The privacy commissioner’s office is considering an audit of select government departments after a federal agency lost personal information of more than half a million student-loan borrowers.

Assistant privacy commissioner Chantal Bernier says her office may audit departments that have large volumes of sensitive data after conducting an investigation into the loss of a portable hard drive containing files of 583,000 people who held student loans from 2000 to 2006.

Human Resources and Skills Development Canada said last week that the missing device contains student names, social insurance numbers, birth dates, loan balances and contact details, but not the borrowers’ banking information. Personal contact information of 250 department employees was also on the hard drive.

Student-loan borrowers from Quebec, Nunavut and the Northwest Territories are not affected.

The RCMP is also looking into the matter.

Meanwhile, a Newfoundland lawyer said this week he plans to file a class-action lawsuit against the federal government on behalf of students wishing to pursue legal action.

In an interview with CTV Atlantic, Bernier said she hopes the hard drive has not fallen into the wrong hands.

“That is what everyone hopes, of course,” she said.

She said a possible audit of other government departments will look at how sensitive data is stored on portable hard drives, USB keys and mobile devices.

“Do they have the right policies to ensure their safety? That’s another angle to look at the systemic issues at hand here,” Bernier said.

Bernier said the national privacy watchdog is trying to determine “exactly what happened and why it happened” when the hard drive went missing from HRSDC’s Gatineau, Que. office.

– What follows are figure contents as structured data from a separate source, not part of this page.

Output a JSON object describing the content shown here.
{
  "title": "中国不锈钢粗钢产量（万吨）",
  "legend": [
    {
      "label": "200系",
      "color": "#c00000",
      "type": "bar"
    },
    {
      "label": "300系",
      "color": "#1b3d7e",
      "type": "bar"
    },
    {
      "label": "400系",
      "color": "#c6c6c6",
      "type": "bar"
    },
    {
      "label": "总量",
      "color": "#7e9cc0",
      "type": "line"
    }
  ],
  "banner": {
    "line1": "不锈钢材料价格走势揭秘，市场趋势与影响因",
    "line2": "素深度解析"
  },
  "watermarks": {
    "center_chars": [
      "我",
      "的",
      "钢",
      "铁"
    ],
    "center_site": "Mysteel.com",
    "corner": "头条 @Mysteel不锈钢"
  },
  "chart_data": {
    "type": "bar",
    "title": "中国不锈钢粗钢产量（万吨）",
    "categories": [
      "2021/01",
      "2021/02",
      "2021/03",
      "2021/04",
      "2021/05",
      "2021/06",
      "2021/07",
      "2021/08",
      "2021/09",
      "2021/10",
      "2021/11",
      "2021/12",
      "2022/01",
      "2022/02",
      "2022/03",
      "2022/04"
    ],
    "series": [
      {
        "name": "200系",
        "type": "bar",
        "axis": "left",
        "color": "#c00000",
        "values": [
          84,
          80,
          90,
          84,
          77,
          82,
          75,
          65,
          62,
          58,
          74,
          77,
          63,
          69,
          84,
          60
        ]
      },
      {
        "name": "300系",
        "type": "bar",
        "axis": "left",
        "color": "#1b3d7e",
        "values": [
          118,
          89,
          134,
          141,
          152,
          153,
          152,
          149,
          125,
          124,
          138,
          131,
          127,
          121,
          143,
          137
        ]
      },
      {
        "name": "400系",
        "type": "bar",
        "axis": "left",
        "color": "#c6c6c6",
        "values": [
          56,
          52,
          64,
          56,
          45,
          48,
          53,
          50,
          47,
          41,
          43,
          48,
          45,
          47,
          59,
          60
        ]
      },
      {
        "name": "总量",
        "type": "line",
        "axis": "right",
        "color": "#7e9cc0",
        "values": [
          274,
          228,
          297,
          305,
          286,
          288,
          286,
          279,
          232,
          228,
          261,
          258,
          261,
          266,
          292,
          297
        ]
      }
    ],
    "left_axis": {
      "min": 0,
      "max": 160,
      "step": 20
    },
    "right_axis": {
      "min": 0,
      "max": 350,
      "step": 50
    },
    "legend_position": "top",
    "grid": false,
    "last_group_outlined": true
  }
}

Even when strict data-storage policies are in place, human error is the main cause of privacy breaches, she said.

Bernier said it’s difficult to assess the risk to affected student-loan borrowers because no one knows what happened to the data.

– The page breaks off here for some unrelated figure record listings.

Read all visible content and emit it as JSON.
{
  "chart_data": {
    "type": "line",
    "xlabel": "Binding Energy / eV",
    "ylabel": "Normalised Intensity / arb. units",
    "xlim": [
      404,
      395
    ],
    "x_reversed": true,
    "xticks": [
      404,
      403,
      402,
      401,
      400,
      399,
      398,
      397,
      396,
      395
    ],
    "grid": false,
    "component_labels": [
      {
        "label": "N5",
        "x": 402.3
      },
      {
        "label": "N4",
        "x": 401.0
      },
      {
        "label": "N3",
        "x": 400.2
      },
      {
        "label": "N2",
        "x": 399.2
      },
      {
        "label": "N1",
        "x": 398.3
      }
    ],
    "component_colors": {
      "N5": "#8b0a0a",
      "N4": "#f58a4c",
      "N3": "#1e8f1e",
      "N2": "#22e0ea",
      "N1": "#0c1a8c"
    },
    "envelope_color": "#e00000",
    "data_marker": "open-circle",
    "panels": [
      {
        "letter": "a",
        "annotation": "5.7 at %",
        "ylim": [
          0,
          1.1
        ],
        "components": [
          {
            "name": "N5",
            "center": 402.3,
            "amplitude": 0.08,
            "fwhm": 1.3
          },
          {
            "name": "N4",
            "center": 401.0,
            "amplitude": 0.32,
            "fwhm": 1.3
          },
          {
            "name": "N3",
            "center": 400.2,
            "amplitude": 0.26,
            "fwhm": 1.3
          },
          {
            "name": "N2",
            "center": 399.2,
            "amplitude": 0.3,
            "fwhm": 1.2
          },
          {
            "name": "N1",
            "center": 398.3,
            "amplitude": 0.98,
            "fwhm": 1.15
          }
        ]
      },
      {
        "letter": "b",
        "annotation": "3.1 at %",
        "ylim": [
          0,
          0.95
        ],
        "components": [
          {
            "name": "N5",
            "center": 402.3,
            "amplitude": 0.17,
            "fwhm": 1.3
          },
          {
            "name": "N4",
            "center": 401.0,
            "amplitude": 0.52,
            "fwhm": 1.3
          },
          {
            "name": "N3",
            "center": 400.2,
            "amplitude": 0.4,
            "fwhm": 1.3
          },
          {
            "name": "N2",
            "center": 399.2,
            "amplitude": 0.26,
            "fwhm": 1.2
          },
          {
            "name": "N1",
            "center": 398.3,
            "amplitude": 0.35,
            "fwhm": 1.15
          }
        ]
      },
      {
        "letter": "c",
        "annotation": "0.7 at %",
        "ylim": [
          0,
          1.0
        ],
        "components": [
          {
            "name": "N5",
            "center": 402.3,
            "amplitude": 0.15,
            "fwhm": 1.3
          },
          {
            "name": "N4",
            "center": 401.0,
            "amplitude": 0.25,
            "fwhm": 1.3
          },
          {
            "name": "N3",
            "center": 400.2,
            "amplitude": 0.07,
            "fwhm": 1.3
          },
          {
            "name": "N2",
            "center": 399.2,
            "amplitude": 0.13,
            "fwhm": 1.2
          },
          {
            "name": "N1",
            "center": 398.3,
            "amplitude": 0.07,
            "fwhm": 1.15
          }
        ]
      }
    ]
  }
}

“We don’t know where that hard drive is. Is it in the wrong hands, or is it just in the wrong place? So when we have more on that, then we’ll be able to see exactly the risk that’s been created.”

Human Resources Minister Diane Finley has called the privacy breach “serious” and “unacceptable.”

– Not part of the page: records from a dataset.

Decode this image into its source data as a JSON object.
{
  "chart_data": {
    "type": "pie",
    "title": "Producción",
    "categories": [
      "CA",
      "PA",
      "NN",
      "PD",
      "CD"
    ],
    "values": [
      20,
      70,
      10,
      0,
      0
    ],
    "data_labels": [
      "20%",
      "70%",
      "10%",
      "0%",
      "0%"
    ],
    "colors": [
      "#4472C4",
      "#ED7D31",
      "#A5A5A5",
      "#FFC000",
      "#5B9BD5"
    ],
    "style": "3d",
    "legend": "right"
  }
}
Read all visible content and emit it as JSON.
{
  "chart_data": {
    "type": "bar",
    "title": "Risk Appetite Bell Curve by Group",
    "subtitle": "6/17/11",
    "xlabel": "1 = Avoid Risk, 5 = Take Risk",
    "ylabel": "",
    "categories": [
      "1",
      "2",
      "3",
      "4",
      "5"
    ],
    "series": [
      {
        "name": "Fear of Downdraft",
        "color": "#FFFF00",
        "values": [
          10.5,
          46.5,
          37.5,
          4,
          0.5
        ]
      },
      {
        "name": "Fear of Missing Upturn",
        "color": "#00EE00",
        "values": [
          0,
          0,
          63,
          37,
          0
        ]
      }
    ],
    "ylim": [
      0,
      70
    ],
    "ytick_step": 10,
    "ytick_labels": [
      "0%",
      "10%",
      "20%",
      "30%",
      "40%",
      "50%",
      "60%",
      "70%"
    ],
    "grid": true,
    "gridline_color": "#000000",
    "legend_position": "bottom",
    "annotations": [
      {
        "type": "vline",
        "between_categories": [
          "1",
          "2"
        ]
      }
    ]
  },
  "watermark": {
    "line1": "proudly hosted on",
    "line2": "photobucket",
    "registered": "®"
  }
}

She requested last week that all departmental employees participate in mandatory training on a new security policy, which bans portable hard drives and unapproved USB keys.

HRSDC said it will send out letters to all those affected -- if the department has their current contact information.

Others can call a toll-free number, 1-866-885-1866 (or 1-416-572-1113 for those outside North America) to find out if their files were on the missing hard drive.

“I think, already, a big consequence has been loss of trust,” Bernier said. “I think if you look at the reaction of Canadians, they are shaken in their trust. That, of course, is a huge consequence for the department.”

One digital security expert says the Canadian government has a lot of catching up to do when it comes to safeguarding sensitive information.

“What I can comfortably say is that Canada is five-plus years behind our U.S. colleagues,” Tony Busseri, CEO of Route1 Inc., told CTV’s Power Play.

He said data security in the private sector is not much better.

“Canada as a whole, whether it be a Fortune 100 (company), whether it be our federal or provincial governments, we’re just flat-out behind what best practices are,” Busseri said.